The technique of partial fractions is a way to simplify complex rational functions into simpler fractions that we can easily integrate. Imagine a big complex fraction. Breaking it down into tiny, easy-to-handle fractions is what partial fractions help us do.
When faced with an integral involving a rational function, the first step is often to decompose the fraction into a sum of simpler fractions. For instance, if we have a complex expression in the form \(\frac{15z-11}{z^2+z-6}\), we aim to rewrite this as a sum of fractions like \(\frac{A}{z-2} + \frac{B}{z+3}\).
To do this, follow these steps:

• First, factorize the denominator if it’s not in factored form. In our exercise, \(z^2+z-6\) can be rewritten as \((z-2)(z+3)\).
• The next step is to express the fraction as a sum of fractions with unknown coefficients \(A\) and \(B\). This results in the equation \(15z - 11 = A(z + 3) + B(z - 2)\).
• To find \(A\) and \(B\), substitute convenient values for \(z\) that will allow us to solve these simultaneously. Here, selecting \(z = 2\) and \(z = -3\) gives values for \(A\) and \(B\).

This technique is handy because integrating simpler fractions is straightforward, such as \(\int \frac{A}{z - 2}~dz\). Once decomposition is done, calculating the integral becomes much simpler.

Long division is a necessary preliminary step in our original exercise to simplify the integration process. When the degree (the highest power of \(z\)) of the numerator is equal to or greater than the degree of the denominator, dividing can help.
In our exercise, the numerator \(2z^3 + z^2 - 6z + 7\) is a polynomial of degree 3, and the denominator \(z^2 + z - 6\) is a polynomial of degree 2. Because the numerator's degree is higher, we first perform long division. This reduces the complexity of our integral.
Here's how long division works in this context:

• Start by dividing the highest degree term of the numerator by the highest degree term of the denominator. For example, divide \(2z^3\) by \(z^2\), which results in \(2z\).
• Multiply the entire denominator by \(2z\) and subtract the result from the original numerator. This simplifies the expression significantly.
• Repeat this process with the new polynomial that's left until the degree of the remainder is less than the degree of the original denominator.

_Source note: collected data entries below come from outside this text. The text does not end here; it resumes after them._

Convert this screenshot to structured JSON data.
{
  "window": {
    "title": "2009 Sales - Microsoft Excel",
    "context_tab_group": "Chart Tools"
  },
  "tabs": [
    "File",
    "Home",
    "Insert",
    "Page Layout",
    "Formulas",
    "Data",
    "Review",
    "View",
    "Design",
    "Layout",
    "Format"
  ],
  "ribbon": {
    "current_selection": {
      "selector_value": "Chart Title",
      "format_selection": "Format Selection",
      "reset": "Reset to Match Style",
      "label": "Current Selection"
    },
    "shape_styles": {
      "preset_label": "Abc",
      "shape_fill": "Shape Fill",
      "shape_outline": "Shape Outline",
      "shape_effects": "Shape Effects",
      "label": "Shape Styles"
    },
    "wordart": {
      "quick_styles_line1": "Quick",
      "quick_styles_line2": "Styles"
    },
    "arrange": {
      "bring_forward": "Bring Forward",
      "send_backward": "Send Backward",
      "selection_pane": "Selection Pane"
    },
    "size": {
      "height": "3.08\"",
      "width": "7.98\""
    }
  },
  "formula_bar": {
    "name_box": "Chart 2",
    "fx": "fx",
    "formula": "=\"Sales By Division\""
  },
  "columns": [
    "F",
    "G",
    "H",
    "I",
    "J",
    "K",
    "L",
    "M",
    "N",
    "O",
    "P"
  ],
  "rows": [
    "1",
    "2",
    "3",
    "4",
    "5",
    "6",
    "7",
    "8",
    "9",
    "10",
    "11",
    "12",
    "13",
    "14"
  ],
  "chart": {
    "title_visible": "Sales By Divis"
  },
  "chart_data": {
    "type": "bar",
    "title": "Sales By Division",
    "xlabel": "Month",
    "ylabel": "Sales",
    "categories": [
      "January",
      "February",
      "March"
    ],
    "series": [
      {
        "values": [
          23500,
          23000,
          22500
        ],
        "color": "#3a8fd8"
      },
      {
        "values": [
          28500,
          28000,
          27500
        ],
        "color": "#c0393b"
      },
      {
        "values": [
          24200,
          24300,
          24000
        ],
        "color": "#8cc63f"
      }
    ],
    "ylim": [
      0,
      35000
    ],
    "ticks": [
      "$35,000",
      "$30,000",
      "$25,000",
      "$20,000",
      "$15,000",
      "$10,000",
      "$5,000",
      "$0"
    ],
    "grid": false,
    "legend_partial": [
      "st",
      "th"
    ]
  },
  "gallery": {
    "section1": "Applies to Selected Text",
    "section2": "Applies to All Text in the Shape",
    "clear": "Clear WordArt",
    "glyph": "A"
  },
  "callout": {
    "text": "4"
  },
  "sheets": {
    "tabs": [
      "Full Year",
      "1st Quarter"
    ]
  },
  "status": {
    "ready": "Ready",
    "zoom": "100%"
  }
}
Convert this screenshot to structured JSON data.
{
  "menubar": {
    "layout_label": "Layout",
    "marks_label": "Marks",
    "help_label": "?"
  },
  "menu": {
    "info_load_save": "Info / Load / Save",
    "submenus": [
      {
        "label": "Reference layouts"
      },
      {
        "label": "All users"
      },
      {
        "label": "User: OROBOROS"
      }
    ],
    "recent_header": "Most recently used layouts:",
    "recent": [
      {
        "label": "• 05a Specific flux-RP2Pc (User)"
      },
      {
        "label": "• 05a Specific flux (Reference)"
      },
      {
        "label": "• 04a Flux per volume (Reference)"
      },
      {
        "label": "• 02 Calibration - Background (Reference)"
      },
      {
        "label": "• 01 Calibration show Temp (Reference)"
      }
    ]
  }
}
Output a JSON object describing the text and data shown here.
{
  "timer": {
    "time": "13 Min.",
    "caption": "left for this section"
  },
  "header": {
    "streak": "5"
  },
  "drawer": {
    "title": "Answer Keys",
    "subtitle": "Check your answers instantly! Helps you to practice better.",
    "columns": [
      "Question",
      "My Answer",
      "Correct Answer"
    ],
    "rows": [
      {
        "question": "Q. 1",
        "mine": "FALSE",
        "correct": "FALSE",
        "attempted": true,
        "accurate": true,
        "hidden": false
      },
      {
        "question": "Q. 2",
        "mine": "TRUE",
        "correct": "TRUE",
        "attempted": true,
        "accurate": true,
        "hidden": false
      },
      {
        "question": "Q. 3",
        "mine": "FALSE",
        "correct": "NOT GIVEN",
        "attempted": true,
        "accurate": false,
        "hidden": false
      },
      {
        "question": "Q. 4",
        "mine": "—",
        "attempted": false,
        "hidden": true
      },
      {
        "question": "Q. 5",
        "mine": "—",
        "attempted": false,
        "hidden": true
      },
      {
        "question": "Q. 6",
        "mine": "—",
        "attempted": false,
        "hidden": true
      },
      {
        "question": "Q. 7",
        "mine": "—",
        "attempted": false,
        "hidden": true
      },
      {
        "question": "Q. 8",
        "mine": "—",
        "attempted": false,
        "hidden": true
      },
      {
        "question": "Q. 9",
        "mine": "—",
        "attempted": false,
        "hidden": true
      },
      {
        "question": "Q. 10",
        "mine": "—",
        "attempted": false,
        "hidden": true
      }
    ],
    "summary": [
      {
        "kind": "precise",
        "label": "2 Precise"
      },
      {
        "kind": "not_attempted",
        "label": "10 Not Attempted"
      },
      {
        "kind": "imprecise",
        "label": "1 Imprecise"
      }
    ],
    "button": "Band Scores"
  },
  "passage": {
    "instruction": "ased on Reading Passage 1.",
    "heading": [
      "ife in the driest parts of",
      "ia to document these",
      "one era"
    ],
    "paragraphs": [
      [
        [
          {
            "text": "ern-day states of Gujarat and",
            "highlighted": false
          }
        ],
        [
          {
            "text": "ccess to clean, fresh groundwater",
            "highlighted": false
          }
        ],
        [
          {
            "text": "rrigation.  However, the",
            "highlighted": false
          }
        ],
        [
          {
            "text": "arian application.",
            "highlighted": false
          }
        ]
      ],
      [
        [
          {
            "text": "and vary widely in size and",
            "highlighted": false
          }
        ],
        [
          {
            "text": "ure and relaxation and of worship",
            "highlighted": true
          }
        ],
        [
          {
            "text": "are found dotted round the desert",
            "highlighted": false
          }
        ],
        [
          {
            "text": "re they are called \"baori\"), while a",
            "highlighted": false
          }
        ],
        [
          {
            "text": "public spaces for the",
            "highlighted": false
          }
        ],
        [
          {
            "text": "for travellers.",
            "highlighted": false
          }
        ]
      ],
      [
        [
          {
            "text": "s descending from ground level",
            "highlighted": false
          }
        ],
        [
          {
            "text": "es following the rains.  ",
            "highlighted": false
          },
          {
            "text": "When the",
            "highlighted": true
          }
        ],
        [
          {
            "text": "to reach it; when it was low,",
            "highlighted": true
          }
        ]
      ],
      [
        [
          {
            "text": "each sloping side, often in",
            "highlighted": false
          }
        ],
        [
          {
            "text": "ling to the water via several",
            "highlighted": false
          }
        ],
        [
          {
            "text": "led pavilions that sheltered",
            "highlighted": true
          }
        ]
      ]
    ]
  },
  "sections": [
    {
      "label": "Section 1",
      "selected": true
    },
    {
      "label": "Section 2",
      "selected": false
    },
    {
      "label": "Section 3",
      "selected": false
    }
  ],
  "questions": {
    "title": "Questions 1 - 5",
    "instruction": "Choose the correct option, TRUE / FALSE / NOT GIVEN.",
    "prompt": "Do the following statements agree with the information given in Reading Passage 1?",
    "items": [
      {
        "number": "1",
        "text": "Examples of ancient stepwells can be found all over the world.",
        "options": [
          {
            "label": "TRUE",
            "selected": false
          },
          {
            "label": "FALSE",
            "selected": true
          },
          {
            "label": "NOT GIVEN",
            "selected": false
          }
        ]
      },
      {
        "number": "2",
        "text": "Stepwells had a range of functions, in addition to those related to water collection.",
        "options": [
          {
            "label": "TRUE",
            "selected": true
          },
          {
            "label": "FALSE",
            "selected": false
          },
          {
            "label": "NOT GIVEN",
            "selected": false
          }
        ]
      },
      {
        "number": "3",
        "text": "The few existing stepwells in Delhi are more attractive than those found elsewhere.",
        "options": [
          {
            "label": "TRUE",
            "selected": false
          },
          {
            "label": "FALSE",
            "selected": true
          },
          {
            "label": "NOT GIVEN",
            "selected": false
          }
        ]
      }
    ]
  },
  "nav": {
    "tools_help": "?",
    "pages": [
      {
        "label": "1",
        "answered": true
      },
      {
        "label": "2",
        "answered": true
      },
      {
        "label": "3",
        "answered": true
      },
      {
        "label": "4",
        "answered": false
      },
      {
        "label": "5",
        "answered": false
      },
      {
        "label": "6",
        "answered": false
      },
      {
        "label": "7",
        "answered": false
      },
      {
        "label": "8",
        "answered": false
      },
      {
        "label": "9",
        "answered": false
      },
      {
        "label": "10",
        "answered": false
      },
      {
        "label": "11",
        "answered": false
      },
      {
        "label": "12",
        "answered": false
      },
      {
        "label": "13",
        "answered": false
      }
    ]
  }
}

The result of long division in our problem gives the terms \(2z + 1\), plus a remainder of \(\frac{15z - 11}{z^2 + z - 6}\). With this breakdown, you've streamlined the integral into parts that are much easier to manage.

A change of variables is an incredibly useful technique in integration, helping to simplify integrands by substituting variables. For the given exercise, while it's not explicitly required, understanding this technique is essential in integration.
This approach involves substituting a new variable for an expression in the integral, usually done to transform a complicated function into something simpler. Consider an integral where a substitution like \(u = g(z)\) could be helpful.
The basic steps for employing change of variables are:

• Identify a part of the integral that can be replaced with a single variable \(u\). This is often done by recognizing a function and its derivative within the integral.
• Substitute the chosen substitution into the integral. Remember to express \(dz\) in terms of \(du\).
• Once the integral is simplified and integrated with respect to \(u\), substitute back the original variable to get your final answer.

For example, if you had an integral involving \(\sqrt{z+3}\), setting \(u = z + 3\), and \(du = dz\), could simplify things greatly. This technique is powerful in calculus, even if not directly used in our current exercise, as it enriches your problem-solving toolkit and makes challenging integrals more approachable.